Skateland
The
nostalgic 80s coming-of-age drama Skateland is dedicated to the late
film director John Hughes, who made a name (and a fortune) creating films
about growing up in the 80s – including Sixteen Candles, The Breakfast
Club and Ferris Bueller’s Day Off.
Ironically, Skateland (which is not to be confused with Stakeland,
an indie vampire movie coming out at about the same time) has more in
common with the work of Howard Deutsch, Hughes’ gun-for-hire director.
Deutsch helmed some of the prolific filmmaker’s more serious (and some might
say maudlin?) scripts that the director himself wasn’t interested in making,
such as Pretty in Pink and Some Kind of Wonderful.
As a
director, Hughes’ films tended to be funnier and less heavy-handed than
those two scripts. They were also much more enjoyable.

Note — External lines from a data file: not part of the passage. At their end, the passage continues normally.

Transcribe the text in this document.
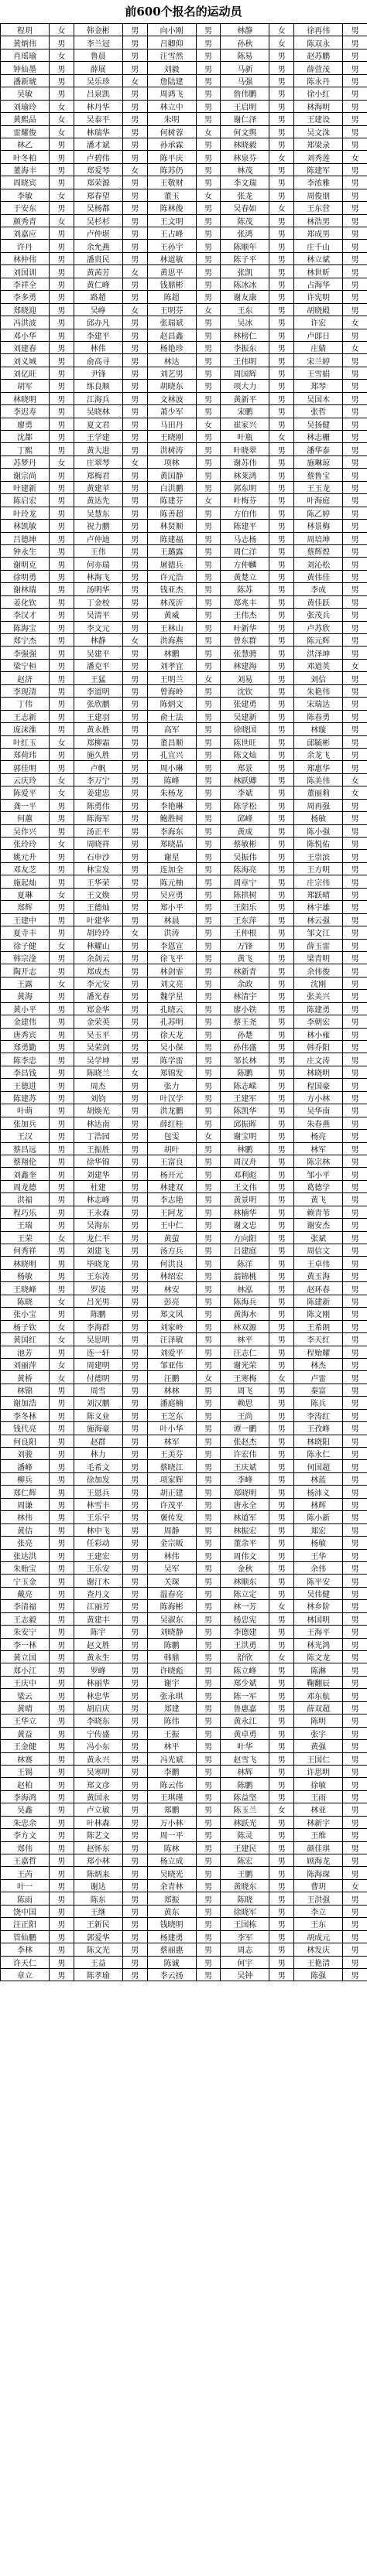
前600个报名的运动员
程玥	女	韩金彬	男	向小刚	男	林静	女	徐再伟	男
黄炳伟	男	李兰冠	男	吕卿仰	男	孙秋	女	陈双永	男
肖瑶瑜	女	鲁晨	男	汪雪然	男	陈易	男	赵苏鹏	男
钟仙墨	男	薛展	男	刘毅	男	马新	男	薛萱茂	男
潘新琥	男	吴乐珍	女	詹陆建	男	马强	男	陈永丹	男
吴敏	男	吕泉凯	男	周鸿飞	男	詹伟鹏	男	徐小红	男
刘瑜玲	女	林丹华	男	林立中	男	王启明	男	林海明	男
黄熙品	女	吴泰平	男	朱明	男	谢仁泽	男	王建设	男
雷耀俊	女	林瑞华	男	何树蓉	女	何文舆	男	吴文洙	男
林乙	男	潘才斌	男	孙承霖	男	林晓毅	男	郑梁录	男
叶冬柏	男	卢碧伟	男	陈平庆	男	林泉芬	女	刘秀莲	女
董海丰	男	郑爱琴	女	陈苏仍	男	林茂	男	陈建军	男
周晓宾	男	郑荣源	男	王敬财	男	李文瑞	男	李浓雅	男
李敏	女	郑春望	男	董玉	女	张龙	男	周俊朋	男
于安东	男	吴杨都	男	陈林俊	男	吴春如	女	王东营	男
颜秀青	女	吴杉杉	男	王文明	男	陈茂	男	林浩男	男
刘嘉应	男	卢仲堪	男	王占峰	男	张鸿	男	郑成男	男
许丹	男	余允燕	男	王孙宇	男	陈顺年	男	庄千山	男
林仲伟	男	潘贵民	男	林道敏	男	陈子平	男	林立斌	男
刘国训	男	黄茜芳	女	黄思平	男	张凯	男	林世昕	男
李祥全	男	黄仁峰	男	钱鼎彬	男	陈冰冰	男	占海华	男
李多勇	男	路超	男	陈超	男	谢友康	男	许宪明	男
郑晓迎	男	吴峥	女	王明芬	女	王东	男	胡晓殿	男
冯洪波	男	邱办凡	男	张瑞斌	男	吴冰	男	许宏	女
邓小华	男	李建平	男	赵昌鑫	男	林榜仁	男	卢郎日	男
刘建春	男	林伟	男	杨艳珍	男	李振东	男	庄婧	女
刘义城	男	俞高寻	男	林达	男	王伟明	男	宋兰婷	男
刘亿旺	男	尹锋	男	刘艺男	男	周国辉	男	王雪娟	男
胡军	男	练良顺	男	胡晓东	男	项大力	男	郑琴	男
林晓明	男	江海兵	男	文林波	男	黄新平	男	吴国木	男
李迟寿	男	吴晓林	男	萧少军	男	宋鹏	男	张哲	男
廖勇	男	夏文君	男	马田丹	女	崔家兴	男	吴扬健	男
沈都	男	王学建	男	王晓刚	男	叶瓶	女	林志栅	男
丁熙	男	黄大进	男	洪树涛	男	叶晓翠	男	潘华泰	男
苏梦丹	女	庄翠琴	女	项林	男	谢苏伟	男	施琳琼	男
谢宗尚	男	郑梅君	男	黄国静	男	林莱鸿	男	蔡鲁宝	男
叶建新	男	黄建苹	男	白洪鹏	男	郭东明	男	王玉龙	男
陈启宏	男	黄达先	男	陈建芬	女	叶梅芬	男	叶海庭	男
叶玲龙	男	吴慧东	男	陈善超	男	方伯伟	男	陈乙婷	男
林凯敏	男	祝力鹏	男	林贤顺	男	陈建平	男	林景梅	男
吕德坤	男	卢仲迪	男	陈建福	男	马志杨	男	周培坤	男
钟永生	男	王伟	男	王璐露	男	周仁洋	男	蔡辉煌	男
谢明克	男	何亦瑞	男	屠德兵	男	方仲麟	男	刘沁松	男
徐明勇	男	林海飞	男	许元浩	男	黄楚立	男	黄伟佳	男
谢林瑞	男	汤明华	男	钱亚杰	男	陈苏	男	李成	男
姜化钦	男	丁金校	男	林茂沂	男	郑兆丰	男	黄佳跃	男
李汉才	男	吴清平	男	黄威	男	王伟杰	男	张茂兵	男
陈海宝	男	李文元	男	王林山	男	叶新华	男	卢苏欣	男
郑宁杰	男	林静	女	洪海燕	男	曾东群	男	陈元辉	男
李强强	男	吴建平	男	林鹏	男	张慧骋	男	洪泽坤	男
梁宁桓	男	潘克平	男	刘孝宜	男	林建海	男	邓道英	女
赵济	男	王猛	男	王明兰	女	刘易	男	刘信	男
李现清	男	李道明	男	曾海岭	男	沈钦	男	朱艳伟	男
丁伟	男	张欣鹏	男	陈炳文	男	张建勇	男	宋瑞达	男
王志新	男	王建羽	男	俞士法	男	吴建新	男	陈春勇	男
庞沫淮	男	黄永胜	男	高军	男	徐晓国	男	林璇	男
叶红玉	女	郑柳霜	男	董昌顺	男	陈世旺	男	邱毓彬	男
郑荷玮	男	施久胜	男	孔宜兴	男	陈文灿	男	余龙飞	男
郭佳明	男	卢帆	男	周小琳	男	郑景	男	郑惠华	男
云庆玲	女	李万宁	男	陈峰	男	林跃卿	男	陈美伟	女
陈爱平	女	姜建忠	男	朱杨龙	男	李斌	男	董丽莉	女
龚一平	男	陈勇伟	男	李艳琳	男	陈学松	男	周再强	男
何蕙	男	陈海军	男	鲍胜柯	男	邱峰	男	杨敏	男
吴作兴	男	汤正平	男	李海东	男	黄成	男	陈小强	男
张玲玲	女	周晓祥	男	郑晓晶	男	蔡敏彬	男	陈悦佑	男
姚元升	男	石申沙	男	谢星	男	吴振伟	男	王崇滨	男
邓友芝	男	林宝发	男	连加全	男	陈海亮	男	王方明	男
施起灿	男	王华荣	男	陈元柚	男	周章宁	男	庄宗伟	男
夏琳	女	王文焕	男	吴应勇	男	陈拱树	男	郑跃晴	男
郑辉	男	王德灿	男	郑小平	男	王阳乐	男	林宇雄	男
王建中	男	叶建华	男	林晨	男	王东萍	男	林云强	男
夏寺丰	男	胡玲玲	女	洪涛	男	王仲根	男	邹文江	男
徐子健	女	林耀山	男	李恩宣	男	万锋	男	薛玉雷	男
韩宗淦	男	余剑云	男	徐飞平	男	黄飞	男	梁青明	男
陶开志	男	郑成杰	男	林剑霏	男	林新青	男	余伟俊	男
王露	女	李元安	男	刘文亮	男	余政	男	沈刚	男
黄海	男	潘光春	男	魏学星	男	林清宇	男	张美兴	男
黄小平	男	郑金华	男	孔晓云	男	廖小铁	男	陈建勇	男
金建伟	男	金荣英	男	孔苏明	男	蔡王尧	男	李朝宏	男
唐秀宾	男	吴玉平	男	徐天龙	男	孙楚	男	林小雍	男
郑勇勤	男	吴荣剑	男	吴小保	男	孙伟盛	男	韩乔阳	男
陈李忠	男	吴学坤	男	陈学雷	男	邹长林	男	庄文涛	男
李昌钱	男	陈晓兰	女	郑锦发	男	陈鹏	男	林晓明	男
王德进	男	周杰	男	张力	男	陈志嵘	男	程国豪	男
陈建苏	男	刘钧	男	叶汉学	男	王建军	男	方小林	男
叶萌	男	胡焕光	男	洪龙鹏	男	陈凯华	男	吴华南	男
张加兵	男	林达南	男	薛红桂	男	邱振晖	男	朱春燕	男
王汉	男	丁浩园	男	包雯	女	谢宝明	男	杨亮	男
蔡昌远	男	王振胜	男	胡叶	男	林鹏	男	林军	男
蔡翔伦	男	徐华锦	男	王富良	男	周汉舟	男	陈宗林	男
刘鑫奎	男	刘建华	男	杨开元	男	邓利彪	男	邹小平	男
周龙德	男	杜建	男	林建双	男	王文伟	男	葛德学	男
洪福	男	林志峰	男	李志艳	男	黄景明	男	黄飞	男
程巧乐	男	王永森	男	王阿龙	男	林楠华	男	赖青苇	男
王瑞	男	吴海东	男	王中仁	男	谢文忠	男	谢安杰	男
王荣	女	龙仁平	男	黄萤	男	方向阳	男	张斌	男
何秀祥	男	刘建飞	男	汤方兵	男	吕建庭	男	周信文	男
林晓明	男	毕晓龙	男	何洪良	男	陈洋	男	王卓伟	男
杨敏	男	王东涛	男	林绍宏	男	翁锦桃	男	黄玉海	男
王晓峰	男	罗凌	男	林安	男	林泓	男	赵环春	男
陈晓	女	吕光男	男	彭亮	男	陈海兵	男	陈建新	男
张小宝	男	陈鹏	男	郑文风	男	黄海水	男	陈文刚	男
杨子钦	女	李海群	男	刘家岭	男	林双源	男	王希朗	男
黄国红	女	吴思明	男	汪泽敏	男	林平	男	李天红	男
池芳	男	连一轩	男	刘爱平	男	汪志仁	男	程贻耀	男
刘丽萍	女	周建明	男	邹亚伟	男	谢光荣	男	林杰	男
黄桥	女	付德明	男	汪鹏	女	王寒梅	女	卢雷	男
林锦	男	周雪	男	林林	男	周飞	男	秦富	男
谢加浩	男	刘汉鹏	男	潘庭楠	男	赖思	男	陈兵	男
李冬林	男	陈义业	男	王芝东	男	王尚	男	李涛红	男
钱代亮	男	施海豪	男	叶小华	男	谭一鹏	男	王孜峰	男
何良阳	男	赵群	男	林军	男	张赵杰	男	林晓阳	男
刘骏	男	林力	男	王美芬	男	许宏伟	男	陈永仁	男
潘峰	男	毛希文	男	蔡晓江	男	王庆斌	男	何国超	男
柳兵	男	徐加发	男	项家辉	男	李峰	男	林蓝	男
郑仁辉	男	王恩兵	男	胡正建	男	郑晓明	男	杨沛义	男
周谦	男	林雪丰	男	许茂平	男	唐永全	男	林辉	男
林伟	男	王乐宇	男	褒传发	男	林道军	男	陈小新	男
黄佶	男	林中飞	男	周静	男	林振宏	男	郑宏	男
张亮	男	任彩动	男	金宗皈	男	董余平	男	杨敏	男
张达洪	男	王建宏	男	林伟	男	周伟文	男	王华	男
朱贻宝	男	王乐安	男	吴军	男	金秋	男	余伟	男
宁玉金	男	谢汀木	男	关琛	男	林顺东	男	陈平安	男
戴亮	男	查丹文	男	温春亮	男	陈立定	男	吴伟健	男
李清福	男	江丽芳	男	陈海彬	男	林一芳	女	林乡阶	男
王志毅	男	黄建丰	男	吴淑东	男	杨忠宪	男	林国明	男
朱安宁	男	陈宇	男	刘晓静	男	李德建	男	王海平	男
李一林	男	赵文胜	男	陈鹏	男	王洪勇	男	林光鸿	男
黄立国	男	黄永生	男	韩鼎	男	舒欣	女	陈文龙	男
郑小江	男	罗峰	男	许晓彪	男	陈立峰	男	陈淋	男
王庆中	男	林丽华	男	谢宇	男	郑少斌	男	鞠翻辰	男
梁云	男	林忠华	男	张永琪	男	陈一军	男	邓东航	男
黄晴	男	胡启庆	男	郑建	男	鲁惠嘉	男	薛双超	男
王华立	男	李晓东	男	陈伟	男	黄永江	男	陈明	男
黄益	男	宁传盛	男	王振	男	黄卓勇	男	张宇	男
王金健	男	冯小东	男	林平	男	叶华	男	黄强	男
林赛	男	黄永兴	男	冯光斌	男	赵雪飞	男	王国仁	男
王锡	男	吴寒明	男	李鹏	男	林辉	男	许思明	男
赵柏	男	郑文彦	男	陈云伟	男	陈鹏	男	徐敏	男
李海鸿	男	黄国永	男	王琪瑾	男	陈益坚	男	王雨	男
吴鑫	男	卢立敏	男	郑鹏	男	陈玉兰	女	林亚	男
朱忠余	男	叶林森	男	万小林	男	林跃光	男	林新宇	男
李方文	男	陈艺文	男	周一平	男	陈灵	男	王维	男
郑伟	男	赵怀东	男	陈林	男	王建民	男	颜佳琪	男
王嘉哲	男	郑小林	男	杨立成	男	陈宏	男	顾海龙	男
王芮	男	陈炳来	男	吴晓光	男	王鹏	男	陈海琛	男
叶一	男	谢达	男	余青林	男	黄晓东	男	曹玥	女
陈雨	男	陈东	男	郑振	男	陈晓	男	王洪强	男
饶中国	男	王继	男	黄东	男	徐晓军	男	李立	男
汪正阳	男	王新民	男	钱晓明	男	王国栋	男	王东	男
管仙鹏	男	郭爱华	男	杨建勇	男	李军	男	胡成元	男
李林	男	陈文光	男	蔡丽惠	男	周志	男	林发庆	男
许天仁	男	王益	男	陈诚	男	何宇	男	王艳清	男
章立	男	陈孝瑜	男	李云扬	男	吴钟	男	陈强	男
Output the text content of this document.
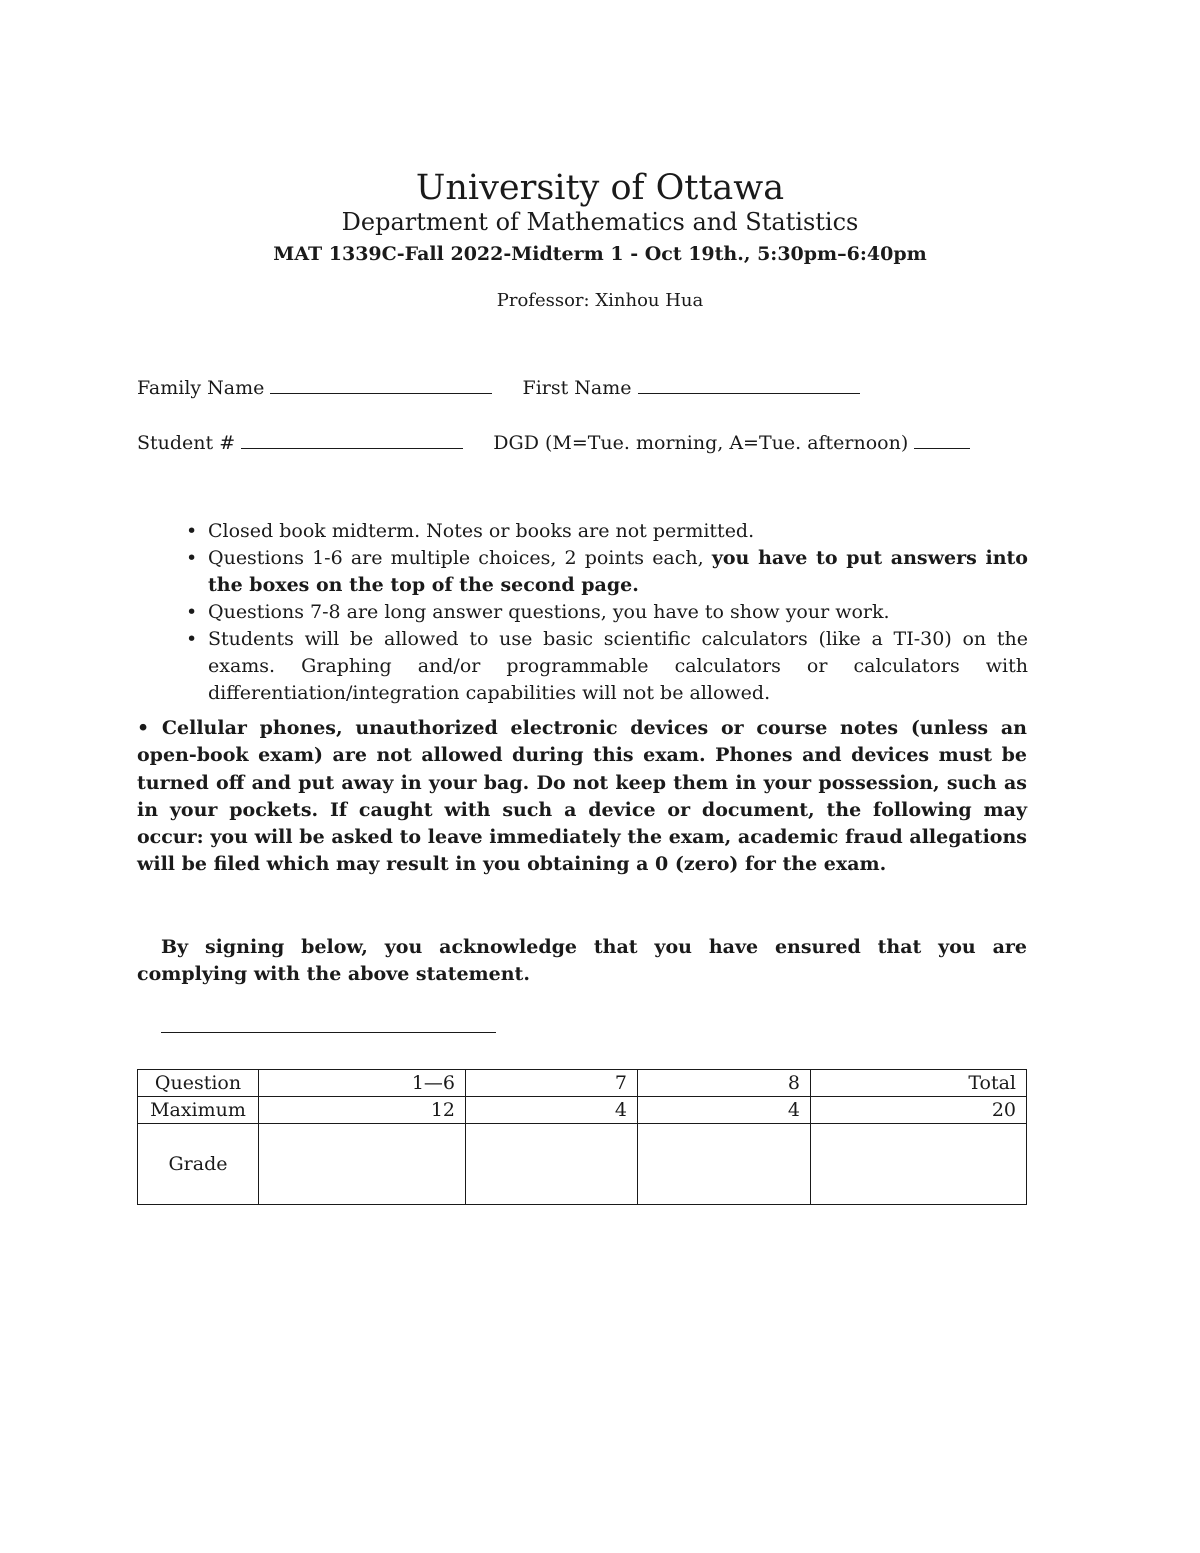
University of Ottawa
Department of Mathematics and Statistics
MAT 1339C-Fall 2022-Midterm 1 - Oct 19th., 5:30pm–6:40pm
Professor: Xinhou Hua
Family Name	First Name
Student #	DGD (M=Tue. morning, A=Tue. afternoon)
• Closed book midterm. Notes or books are not permitted.
• Questions 1-6 are multiple choices, 2 points each, you have to put answers into the boxes on the top of the second page.
• Questions 7-8 are long answer questions, you have to show your work.
• Students will be allowed to use basic scientific calculators (like a TI-30) on the exams. Graphing and/or programmable calculators or calculators with differentiation/integration capabilities will not be allowed.

• Cellular phones, unauthorized electronic devices or course notes (unless an open-book exam) are not allowed during this exam. Phones and devices must be turned off and put away in your bag. Do not keep them in your possession, such as in your pockets. If caught with such a device or document, the following may occur: you will be asked to leave immediately the exam, academic fraud allegations will be filed which may result in you obtaining a 0 (zero) for the exam.

By signing below, you acknowledge that you have ensured that you are complying with the above statement.

Question	1—6	7	8	Total
Maximum	12	4	4	20
Grade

Actually, even more than the films of either Hughes or Deutsch, Skateland
is reminiscent of previous 80s nostalgia films like Richard Linklater’s
Dazed and Confused or Greg Mottola’s similarly titled
Adventureland.
The
only difference is, like the Deutsch films, Skateland just takes
itself a bit too seriously – while the other two films I just mentioned were
able to juggle the emotions with humor to make for a more pleasing viewing
experience.
Not
to say that Skateland is not good, just that ironically for a film
about a roller rink, it is not very light on its feet, nor does it move very
gracefully.
Actually, for a film called Skateland, relatively little of the movie
takes place in the titular setting. Skateland was a roller skating venue in
small-town Texas which is going through its final days in the early 80s.
Although the movie never specifies a date, judging from the soundtrack music
and decorations I would guess that Skateland is supposed to take
place in around 1983 or 1984. (A good four years or so after roller-mania
had died down.)
Now
as someone who came of age during those years, I tend to be more attuned to
era touchstones, and honestly other than some ugly outfits, a few bad
hairdos and a pretty accurate (if a little safe) new wave soundtrack,
Skateland could have really taken place at any time. Occasional period
props show up (big cheers for the art director who found the hero a Radio
Shack TRS-80, one of the first home computers that hooked into your
television set) but otherwise, too much of this dustbowl town feels stuck in
an era long before even the film’s past setting.
Like
most of these films, the thrust is about a young guy (Shiloh Fernandez)
trying to find love, a job and a purpose as he moves on from childhood. All
the stock types are here: the dude who is too old to still be hanging with
the kids (Heath Freeman), the sweet and sexy girl the hero thinks of as just
a friend (Ashley Greene), the horndog buddy (David Sullivan), the gorgeous
girl who got away (Ellen Hollman) and the crazy ex-boyfriend (James Hébert).
Ritchie is out of school but not ready for a career yet. His parents are
getting divorced and he doesn’t know where he wants to live. He doesn’t
know if he wants to work for his dad or go to college. He doesn’t know if
he wants to win his gorgeous ex back or settle for his even more gorgeous
girl-next-door who obviously worships him and is open to occasional
unprompted booty calls. He doesn’t know if he wants to hang around, drink
beer, party, fight and race with his buddies or move on to his dream of
being a writer. (A dream which is not really revealed until late in the
film, though earlier there is a single scene that showed a girl looking at
an essay that he did in high school – which appears to be at least 40-50
pages long and fully collated and looks much more like a shooting script
than any high school term paper made in the 80s.)
He
works through these dilemmas with friends and family – discussing their
innermost feelings with such unnatural openness that it often feels
awkwardly scripted rather than how people really talked back then (or do
now, for that matter). Not that I don’t believe the characters feel the
things they are saying – I just don’t believe that they would state them in
such black and white and open terms. These scenes have no nuance, no
subtext… it all feels like student fiction.
If
you watch The Breakfast Club, even with 25 years of hindsight, you
will see that this is where Skateland can’t keep up. Yes, that film
took stock situations as well. And, yes, that movie also occasionally got
overly navel-gazing. But – and this is a big but – every time the movie
swerved into sappiness, Hughes made sure to toss in some razor sharp
dialogue or an inspired turn of phrase or a goofy rejoinder to keep the
movie from sinking into the quicksand.
Skateland has
some terrific parts and some fine acting, but all too often it is swerving
directly into the quagmire of sappy period drama.